El proyecto «Half Better» se presenta como una medida a favor del clima, la salud y el bienestar animal, pero, al analizarlo críticamente, plantea varias cuestiones relevantes. La iniciativa se basa en la premisa de que reducir el consumo de proteínas animales y sustituirlas por alternativas de origen vegetal es automáticamente más sostenible y saludable. En realidad, el panorama científico es mucho más complejo.

Muchos productos industriales de origen vegetal son ultraprocesados ​​y contienen ingredientes refinados, aditivos y agentes estructurantes. Desde el punto de vista nutricional, no son equivalentes a las proteínas animales, especialmente en lo que respecta a la biodisponibilidad de hierro, vitamina B12, aminoácidos esenciales y ácidos grasos omega-3. Además, en entornos sensibles como colegios, hospitales y residencias de ancianos, sería más lógico que la calidad nutricional tuviera prioridad sobre los objetivos simbólicos de la política climática.

Existe, por supuesto, el riesgo de que la sustitución se produzca a través de productos industriales creados por la aclamada industria de las alternativas vegetales.
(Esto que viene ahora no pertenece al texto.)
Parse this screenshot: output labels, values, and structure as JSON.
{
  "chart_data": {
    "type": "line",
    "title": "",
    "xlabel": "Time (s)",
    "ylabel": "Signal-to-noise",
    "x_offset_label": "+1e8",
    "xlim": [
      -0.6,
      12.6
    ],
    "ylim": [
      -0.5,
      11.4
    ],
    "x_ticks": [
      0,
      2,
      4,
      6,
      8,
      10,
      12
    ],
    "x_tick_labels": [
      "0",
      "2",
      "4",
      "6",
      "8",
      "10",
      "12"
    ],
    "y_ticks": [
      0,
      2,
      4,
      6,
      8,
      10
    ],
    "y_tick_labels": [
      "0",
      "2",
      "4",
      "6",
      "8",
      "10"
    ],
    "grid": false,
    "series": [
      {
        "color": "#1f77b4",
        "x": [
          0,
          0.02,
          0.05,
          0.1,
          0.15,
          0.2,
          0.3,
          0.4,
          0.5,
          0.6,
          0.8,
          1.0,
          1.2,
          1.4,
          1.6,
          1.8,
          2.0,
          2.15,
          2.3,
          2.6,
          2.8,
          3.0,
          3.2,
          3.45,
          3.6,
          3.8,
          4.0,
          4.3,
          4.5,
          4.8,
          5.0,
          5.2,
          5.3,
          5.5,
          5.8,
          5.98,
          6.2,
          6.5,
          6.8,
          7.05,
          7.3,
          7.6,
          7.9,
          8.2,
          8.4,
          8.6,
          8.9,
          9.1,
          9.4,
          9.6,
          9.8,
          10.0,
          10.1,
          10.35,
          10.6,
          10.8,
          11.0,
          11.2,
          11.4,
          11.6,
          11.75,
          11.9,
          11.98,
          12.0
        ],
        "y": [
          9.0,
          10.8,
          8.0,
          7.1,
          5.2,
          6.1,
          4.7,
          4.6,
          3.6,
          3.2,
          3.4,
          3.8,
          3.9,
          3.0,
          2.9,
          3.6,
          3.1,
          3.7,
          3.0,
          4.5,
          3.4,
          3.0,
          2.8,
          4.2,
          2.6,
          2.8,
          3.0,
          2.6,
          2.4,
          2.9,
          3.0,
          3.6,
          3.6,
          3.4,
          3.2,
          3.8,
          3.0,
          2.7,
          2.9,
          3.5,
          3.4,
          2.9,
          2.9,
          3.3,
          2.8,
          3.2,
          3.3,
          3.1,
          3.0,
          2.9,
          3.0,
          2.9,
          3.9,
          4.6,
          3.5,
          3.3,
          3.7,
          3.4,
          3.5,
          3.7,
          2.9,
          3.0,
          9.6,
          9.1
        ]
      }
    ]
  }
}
Por lo tanto, no es de extrañar que la iniciativa haya sido acogida con entusiasmo por la asociación Plant-Based Food Finland. De hecho, las políticas de contratación pública pueden generar artificialmente demanda para un sector industrial que aún es relativamente frágil.

Estas medidas se presentan a menudo como política climática, pero también tienen una dimensión depolítica industrial: garantizar un mercado estable para las empresas que producen sustitutos de la carne. En otras palabras, la transición proteica corre el riesgo de pasar de ser una elección alimentaria de los ciudadanos a una orientación económica decidida desde arriba.

Más del 53% de los finlandeses no quieren reducir el consumo de carne: la paradoja de la política alimentaria.

Un hallazgo interesante es que más del 53 % de los consumidores finlandeses no apoyarían la reducción a la mitad del consumo de carne. Esto pone de manifiesto una creciente tensión en las políticas alimentarias de la UE: las instituciones buscan orientar el comportamiento a través de los sistemas de restauración pública y las directrices dietéticas, mientras que la población sigue mostrando preferencias diversas. Este enfoque puede interpretarse como una forma de «empujón institucional», que moldea las elecciones sin imponer prohibiciones explícitas, sino modificando las opciones alimentarias disponibles.

Atribuir una gran parte del problema climático a la carne también conlleva el riesgo de simplificar en exceso los desafíos del sistema alimentario. Las emisiones agrícolas dependen de muchos factores, incluidos los modelos de cultivo, la gestión del suelo, el transporte, las cadenas de suministro y el desperdicio de alimentos. En países nórdicos como Finlandia, una parte significativa de la tierra es más adecuada para el pastoreo que para el cultivo directo de alimentos vegetales para el consumo humano. Por lo tanto, eliminar o reducir excesivamente la ganadería podría tener consecuencias significativas para la gestión de las tierras rurales.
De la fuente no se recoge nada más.